We found that the three transcription factors Ascl1, Myt1-like (Myt1l), and Brn2 can reprogram fibroblasts directly into functional neurons and are thus powerful neuronal lineage determination factors. Ascl1 and Brn2 are well studied genes. Myt1l on the other hand is a fairly uncharacterized zinc finger domain containting protein predicted to be a transcription factor. It has a remarkably unique expression pattern: it is expressed in virtually all neurons, but at the same time is also specific for neurons, to our knowledge the only transcription factor known to be specific and pan-neuronal at the same time. Independent of the reprogramming work, recent sequencing studies showed that MYT1L is frequently mutated in neuropsychiatric disease including autism and schizophrenia. Nevertheless, very little is known about this gene. Not even a mouse knock-out has been reported yet. We have therefore begun to investigate Myt1l's role in reprogramming and during normal development. Our first insights about its molecular function suggest that Myt1l is important for neuronal reprogramming and normal embryonic neurogenesis acting predominantly by transcriptional repression of non- neuronal lineage programs. The goal of this research project is to better understand the role of Myt1l in neurons after neurogenesis is completed. We propose to investigate its role on the molecular, cellular circuit, and behavioral level using the mouse as model system. We have intriguing preliminary data that about a third of high confidence autism- causing chromatin factors are also candidate binding partners of Myt1l. This suggests that all these mutations might converge on a hypothetical Myt1l-associated “chromatin pathway” which is dysfunctional in at least subset of autism. This project will test this hypothesis and evaluate whether interference with the members of this chromatin “pathway” might rectify molecular, cellular or behavioral phenotypes caused by Myt1l deletion. Since chromatin modifying enzymes are in principle pharmacologically tractable the hope would be that a functional intervention of such chromatin factors may be of therapeutic value for autistic children carrying MYT1L mutations. We will therefore test throughout all our three aims whether manipulation of these chromatin factors can rescue the molecular, cellular, or behavioral Myt1l phenotypes.

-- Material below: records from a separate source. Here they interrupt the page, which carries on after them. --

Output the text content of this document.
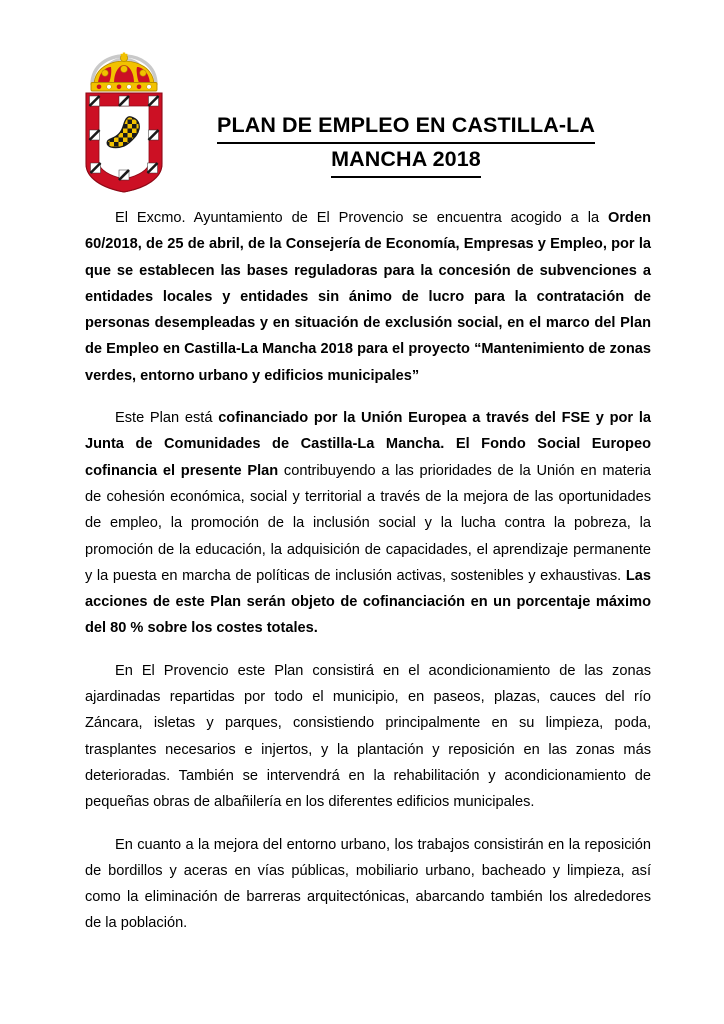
PLAN DE EMPLEO EN CASTILLA-LA
MANCHA 2018

El Excmo. Ayuntamiento de El Provencio se encuentra acogido a la Orden 60/2018, de 25 de abril, de la Consejería de Economía, Empresas y Empleo, por la que se establecen las bases reguladoras para la concesión de subvenciones a entidades locales y entidades sin ánimo de lucro para la contratación de personas desempleadas y en situación de exclusión social, en el marco del Plan de Empleo en Castilla-La Mancha 2018 para el proyecto “Mantenimiento de zonas verdes, entorno urbano y edificios municipales”

Este Plan está cofinanciado por la Unión Europea a través del FSE y por la Junta de Comunidades de Castilla-La Mancha. El Fondo Social Europeo cofinancia el presente Plan contribuyendo a las prioridades de la Unión en materia de cohesión económica, social y territorial a través de la mejora de las oportunidades de empleo, la promoción de la inclusión social y la lucha contra la pobreza, la promoción de la educación, la adquisición de capacidades, el aprendizaje permanente y la puesta en marcha de políticas de inclusión activas, sostenibles y exhaustivas. Las acciones de este Plan serán objeto de cofinanciación en un porcentaje máximo del 80 % sobre los costes totales.

En El Provencio este Plan consistirá en el acondicionamiento de las zonas ajardinadas repartidas por todo el municipio, en paseos, plazas, cauces del río Záncara, isletas y parques, consistiendo principalmente en su limpieza, poda, trasplantes necesarios e injertos, y la plantación y reposición en las zonas más deterioradas. También se intervendrá en la rehabilitación y acondicionamiento de pequeñas obras de albañilería en los diferentes edificios municipales.

En cuanto a la mejora del entorno urbano, los trabajos consistirán en la reposición de bordillos y aceras en vías públicas, mobiliario urbano, bacheado y limpieza, así como la eliminación de barreras arquitectónicas, abarcando también los alrededores de la población.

我们发现三种转录因子 Ascl1、Myt1-like (Myt1l) 和 Brn2 可以对成纤维细胞进行重编程 直接进入功能神经元，因此是强大的神经谱系决定因子。 另一方面，Myt1l 是一个相当未表征的锌指结构域。 被预测为转录因子的蛋白质具有异常独特的表达模式：它表达于 几乎所有神经元，但同时也是神经元特有的，据我们所知，这是唯一的转录 同时已知具有特异性和泛神经元性的因素，独立于重编程工作。 最近的测序研究表明，MYT1L 在神经精神疾病中经常发生突变，包括 然而，人们对这种基因知之甚少，甚至连老鼠的基因敲除都没有。 因此，我们已经开始研究 Myt1l 在重编程和正常过程中的作用。 我们对其分子功能的初步了解表明 Myt1l 对于神经系统很重要。 重编程和正常胚胎神经发生主要通过非-转录抑制作用 神经元谱系程序。 该研究项目的目标是更好地了解 Myt1l 在神经发生后神经元中的作用 我们建议使用以下方法研究其在分子、细胞回路和行为水平上的作用。 我们有有趣的初步数据表明大约三分之一的高置信度自闭症患者 引起染色质的因子也是 Myt1l 的候选结合伴侣，这表明所有这些突变。 可能会集中在一个假设的 Myt1l 相关“染色质途径”上，该途径至少在功能失调 该项目将测试这一假设并评估是否干扰了自闭症的成员。 该染色质“途径”可能会纠正由 Myt1l 缺失引起的分子、细胞或行为表型。 由于染色质修饰酶原则上在药理学上是易于处理的，因此希望 此类染色质因子的功能干预可能对携带病毒的自闭症儿童具有治疗价值 因此，我们将测试所有三个目标是否操纵这些染色质。 因子可以挽救分子、细胞或行为 Myt1l 表型。